6.4 Sostiene il ricorrente che nel caso in esame la Corte non avrebbe tenuto conto del corretto esercizio del diritto di cronaca (oltre che di critica) in termini di aperta e dura censura verso le istituzioni pubbliche e private, necessitata dalla esigenza di segnalare la persistente inerzia delle istituzioni pubbliche nella mancata soluzione del problema viario alla radice dei tanti sinistri (mortali e non) verificatisi in quel tratto di strada in cui aveva trovato la morte, da ultimo, il minore Pa.Vi. . Riservando al prosieguo l’esame in ordine alla fondatezza delle ragioni e finalità che – a detta del ricorrente – avrebbero ispirato la sua azione, occorre soffermarsi sulle modalità di diffusione dei dati, onde verificare se i limiti connaturati al diritto di cronaca siano stati, nel caso in esame, effettivamente rispettati.

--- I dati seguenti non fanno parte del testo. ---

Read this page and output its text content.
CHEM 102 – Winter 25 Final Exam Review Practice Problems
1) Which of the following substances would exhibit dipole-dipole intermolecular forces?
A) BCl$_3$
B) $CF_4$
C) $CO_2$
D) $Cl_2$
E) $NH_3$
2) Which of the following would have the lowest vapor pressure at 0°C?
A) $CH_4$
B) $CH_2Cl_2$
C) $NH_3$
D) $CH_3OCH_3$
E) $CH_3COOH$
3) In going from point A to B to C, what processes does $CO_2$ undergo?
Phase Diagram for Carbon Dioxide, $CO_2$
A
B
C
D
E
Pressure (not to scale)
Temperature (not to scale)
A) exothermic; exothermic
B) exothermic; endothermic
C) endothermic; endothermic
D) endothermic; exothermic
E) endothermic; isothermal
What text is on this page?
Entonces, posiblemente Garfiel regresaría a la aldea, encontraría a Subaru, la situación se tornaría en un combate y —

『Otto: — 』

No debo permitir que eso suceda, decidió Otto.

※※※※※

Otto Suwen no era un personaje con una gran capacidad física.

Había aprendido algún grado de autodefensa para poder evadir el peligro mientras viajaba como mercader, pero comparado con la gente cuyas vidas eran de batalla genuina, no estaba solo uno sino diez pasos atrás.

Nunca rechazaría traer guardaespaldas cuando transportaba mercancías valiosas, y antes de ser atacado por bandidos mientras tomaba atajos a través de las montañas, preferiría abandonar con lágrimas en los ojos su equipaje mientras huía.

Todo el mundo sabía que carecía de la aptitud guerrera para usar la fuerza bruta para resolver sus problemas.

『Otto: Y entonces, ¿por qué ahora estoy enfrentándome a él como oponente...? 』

6.5 Muovendo dalla considerazione che si tratta di dati personali diversi da quelli c.d. ‘sensibili’ (lett. d) dell’art. 4 cit. e da quelli ‘giudiziari’ (lett. e) del medesimo art. 4, può darsi per certo che la loro diffusione – come esattamente ricordato dalla Corte distrettuale – sarebbe dovuta avvenire con l’osservanza delle modalità prescritte dall’art. 17 del suddetto D. L.vo il quale, al primo comma, dispone testualmente che ‘il trattamento dei dati diversi da quelli sensibili e giudiziari che presenta rischi specifici per i diritti e le libertà fondamentali, nonché per la dignità dell’interessato, in relazione alla natura dei dati o alle modalità del trattamento o agli effetti che può determinare, è ammesso nel rispetto di misure ed accorgimenti a garanzia dell’interessato, ove prescritti’.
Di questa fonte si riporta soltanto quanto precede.